Because gums have multiple functions, suppliers use their knowledge of how gums interact to create more highly functional synergies to solve multiple issues in food formulation, Brooks adds.
One of the key characteristics that attracts consumers to Greek-style yogurt is its protein content. Because traditional Greek yogurt is strained during processing it contains 15-20g of protein per serving, which is about twice the amount in typical, non-strained yogurt.
As food makers seek to share in Greek yogurt's popularity, they need to offer foods that are protein-rich if consumers are to consider them authentic. Whether the product is a cream cheese spread or a coated pretzel, one way to boost the protein is to include whey protein products.
Whey is a by-product of cheese making (and of strained yogurt, for that matter). While it was once discarded or used in animal feed, the dairy industry has come a long way in recent years to position it as a healthful and functional ingredient.
Grande Custom Ingredients Group Lomira, Wis., offers a wide array of whey- based products to food processors. Among its offerings is an authentic yogurt powder that has numerous applications, including the coating that might be used on the aforementioned yogurt-coated pretzel.
"As Americans become more sophisticated in their appreciation for non-traditional flavors and combinations, we foresee yogurt having an even more widespread application throughout the grocery store," the company said in a recent press release.
If further evidence is needed of the scope of opportunity for dairy products, recent reports by retail market researchers indicate that frozen dairy products such as smoothies and milk shakes — which are already riding a wave of success thanks in part to the popularity of Starbucks products — could get an additional boost from the popularity of yogurt.
Smith Dairy's Mencl says there is no reason that kind of innovation in dairy should not continue.
"Tomorrow’s dairy products will be even more consumer-specific with the introduction of products like omega-3 milk and lactose-free milk," she says.

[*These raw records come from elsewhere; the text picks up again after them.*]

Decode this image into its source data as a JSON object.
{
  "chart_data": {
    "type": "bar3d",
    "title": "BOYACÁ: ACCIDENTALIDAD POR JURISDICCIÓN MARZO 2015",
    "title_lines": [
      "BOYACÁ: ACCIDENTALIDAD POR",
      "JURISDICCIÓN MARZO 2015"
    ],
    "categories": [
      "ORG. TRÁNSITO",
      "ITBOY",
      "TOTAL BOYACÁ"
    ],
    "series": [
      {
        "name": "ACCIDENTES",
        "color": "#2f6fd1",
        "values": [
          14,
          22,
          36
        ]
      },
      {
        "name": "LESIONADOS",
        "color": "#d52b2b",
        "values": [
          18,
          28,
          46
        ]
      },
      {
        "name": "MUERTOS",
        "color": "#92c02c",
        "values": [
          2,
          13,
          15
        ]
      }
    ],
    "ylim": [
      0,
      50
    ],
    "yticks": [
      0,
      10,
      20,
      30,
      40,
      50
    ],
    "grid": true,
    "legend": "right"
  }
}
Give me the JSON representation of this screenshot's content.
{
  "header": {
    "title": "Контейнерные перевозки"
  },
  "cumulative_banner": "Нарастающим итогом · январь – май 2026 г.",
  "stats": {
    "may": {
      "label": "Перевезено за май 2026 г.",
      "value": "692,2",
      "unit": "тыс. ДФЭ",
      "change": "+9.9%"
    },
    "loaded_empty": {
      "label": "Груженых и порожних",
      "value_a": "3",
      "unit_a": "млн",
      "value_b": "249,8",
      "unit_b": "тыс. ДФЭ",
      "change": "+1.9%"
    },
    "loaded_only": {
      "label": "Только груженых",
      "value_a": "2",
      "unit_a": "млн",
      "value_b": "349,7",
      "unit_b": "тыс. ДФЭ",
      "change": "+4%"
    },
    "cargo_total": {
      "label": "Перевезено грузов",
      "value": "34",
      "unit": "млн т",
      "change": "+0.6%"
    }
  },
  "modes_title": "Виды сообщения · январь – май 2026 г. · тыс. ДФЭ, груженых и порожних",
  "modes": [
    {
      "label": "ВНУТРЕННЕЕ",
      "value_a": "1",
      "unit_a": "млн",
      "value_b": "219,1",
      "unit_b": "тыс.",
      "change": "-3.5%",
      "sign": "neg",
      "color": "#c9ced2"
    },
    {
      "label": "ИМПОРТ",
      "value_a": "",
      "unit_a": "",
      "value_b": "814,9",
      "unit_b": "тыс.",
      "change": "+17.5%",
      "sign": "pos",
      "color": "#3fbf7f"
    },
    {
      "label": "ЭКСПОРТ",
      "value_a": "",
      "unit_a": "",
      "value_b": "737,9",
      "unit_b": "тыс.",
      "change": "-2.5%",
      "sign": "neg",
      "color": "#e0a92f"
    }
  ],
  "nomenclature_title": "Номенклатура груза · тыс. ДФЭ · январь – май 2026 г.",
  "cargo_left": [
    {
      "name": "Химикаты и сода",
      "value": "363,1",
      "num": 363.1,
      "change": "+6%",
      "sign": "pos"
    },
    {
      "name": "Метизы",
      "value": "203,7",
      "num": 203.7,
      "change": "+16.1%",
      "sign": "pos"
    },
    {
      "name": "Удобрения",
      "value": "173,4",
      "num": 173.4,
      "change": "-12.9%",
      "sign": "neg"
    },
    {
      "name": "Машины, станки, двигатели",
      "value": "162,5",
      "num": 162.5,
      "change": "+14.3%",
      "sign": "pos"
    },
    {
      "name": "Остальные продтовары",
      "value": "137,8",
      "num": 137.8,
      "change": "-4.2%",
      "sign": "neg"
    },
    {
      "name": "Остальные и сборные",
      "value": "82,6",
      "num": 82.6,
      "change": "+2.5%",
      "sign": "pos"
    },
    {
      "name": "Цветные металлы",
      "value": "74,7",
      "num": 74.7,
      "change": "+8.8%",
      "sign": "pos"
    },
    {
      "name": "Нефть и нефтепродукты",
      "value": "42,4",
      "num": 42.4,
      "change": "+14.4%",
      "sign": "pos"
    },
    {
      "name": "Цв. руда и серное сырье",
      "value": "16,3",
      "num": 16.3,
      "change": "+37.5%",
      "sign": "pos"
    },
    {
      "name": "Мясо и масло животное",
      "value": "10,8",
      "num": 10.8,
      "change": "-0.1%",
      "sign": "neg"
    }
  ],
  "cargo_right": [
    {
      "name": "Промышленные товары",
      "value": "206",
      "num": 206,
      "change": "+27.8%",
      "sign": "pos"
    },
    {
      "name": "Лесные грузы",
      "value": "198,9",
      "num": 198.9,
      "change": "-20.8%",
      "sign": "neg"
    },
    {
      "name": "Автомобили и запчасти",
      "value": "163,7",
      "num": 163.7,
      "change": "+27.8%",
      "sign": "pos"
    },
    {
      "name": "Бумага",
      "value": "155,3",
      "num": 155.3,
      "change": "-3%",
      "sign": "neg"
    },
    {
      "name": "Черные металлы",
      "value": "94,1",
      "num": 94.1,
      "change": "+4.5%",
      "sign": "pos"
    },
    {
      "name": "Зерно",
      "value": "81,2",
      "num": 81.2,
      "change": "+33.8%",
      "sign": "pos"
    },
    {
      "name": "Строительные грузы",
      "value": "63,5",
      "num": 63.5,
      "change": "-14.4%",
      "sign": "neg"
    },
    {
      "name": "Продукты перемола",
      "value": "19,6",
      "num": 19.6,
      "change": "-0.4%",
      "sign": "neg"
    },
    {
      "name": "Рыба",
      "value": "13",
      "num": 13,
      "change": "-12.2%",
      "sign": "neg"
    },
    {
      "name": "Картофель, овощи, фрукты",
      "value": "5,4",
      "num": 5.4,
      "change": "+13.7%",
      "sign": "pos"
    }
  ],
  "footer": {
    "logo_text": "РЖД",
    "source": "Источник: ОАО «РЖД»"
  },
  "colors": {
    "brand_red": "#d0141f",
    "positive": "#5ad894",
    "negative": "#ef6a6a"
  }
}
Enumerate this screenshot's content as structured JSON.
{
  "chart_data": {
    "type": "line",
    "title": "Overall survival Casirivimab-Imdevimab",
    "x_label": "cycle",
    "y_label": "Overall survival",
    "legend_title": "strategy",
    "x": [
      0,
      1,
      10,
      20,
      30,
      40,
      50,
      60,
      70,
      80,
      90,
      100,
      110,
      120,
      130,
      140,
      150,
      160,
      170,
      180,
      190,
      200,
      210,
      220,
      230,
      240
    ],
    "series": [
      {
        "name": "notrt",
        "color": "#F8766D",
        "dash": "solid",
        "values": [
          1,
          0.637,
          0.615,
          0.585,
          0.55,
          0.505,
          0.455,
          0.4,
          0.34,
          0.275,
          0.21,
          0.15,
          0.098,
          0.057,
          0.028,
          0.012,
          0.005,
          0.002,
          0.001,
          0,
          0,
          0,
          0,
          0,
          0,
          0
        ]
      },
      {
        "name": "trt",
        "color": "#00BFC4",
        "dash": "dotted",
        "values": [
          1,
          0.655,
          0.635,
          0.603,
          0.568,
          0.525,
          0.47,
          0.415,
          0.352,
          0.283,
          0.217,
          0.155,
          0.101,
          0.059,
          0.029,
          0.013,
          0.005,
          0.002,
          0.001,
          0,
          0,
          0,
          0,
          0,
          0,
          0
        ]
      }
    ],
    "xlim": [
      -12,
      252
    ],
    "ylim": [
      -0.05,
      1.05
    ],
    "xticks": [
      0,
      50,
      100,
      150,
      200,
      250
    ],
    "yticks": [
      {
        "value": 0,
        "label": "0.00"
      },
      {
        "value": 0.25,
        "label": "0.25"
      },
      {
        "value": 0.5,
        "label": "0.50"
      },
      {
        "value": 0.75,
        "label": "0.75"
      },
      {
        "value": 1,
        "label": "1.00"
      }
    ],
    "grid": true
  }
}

"Processors are also going outside of their comfort zone and manufacturing products that still include dairy but may not be dairy ingredient-dominant, such as the introduction of iced coffee from a few dairy processors that emerged this past year. Most manufactures are still looking at ways to incorporate the added protein, whether it be naturally through processing or through added whey or milk protein ingredients."
And natural products will be more prevalent too.
"All-natural dairy products will continue to emerge with help from natural color and flavor suppliers and from culture houses that are perfecting body building and natural microbial limiting cultures for the yogurt, sour cream, cottage cheese and hard cheese industry," Mencl adds.
Whether they are making simple products reflecting milk's basic nutrition or cutting edge trend-driven functional foods, formulators have a broader choice of ingredients than ever to help those products deliver.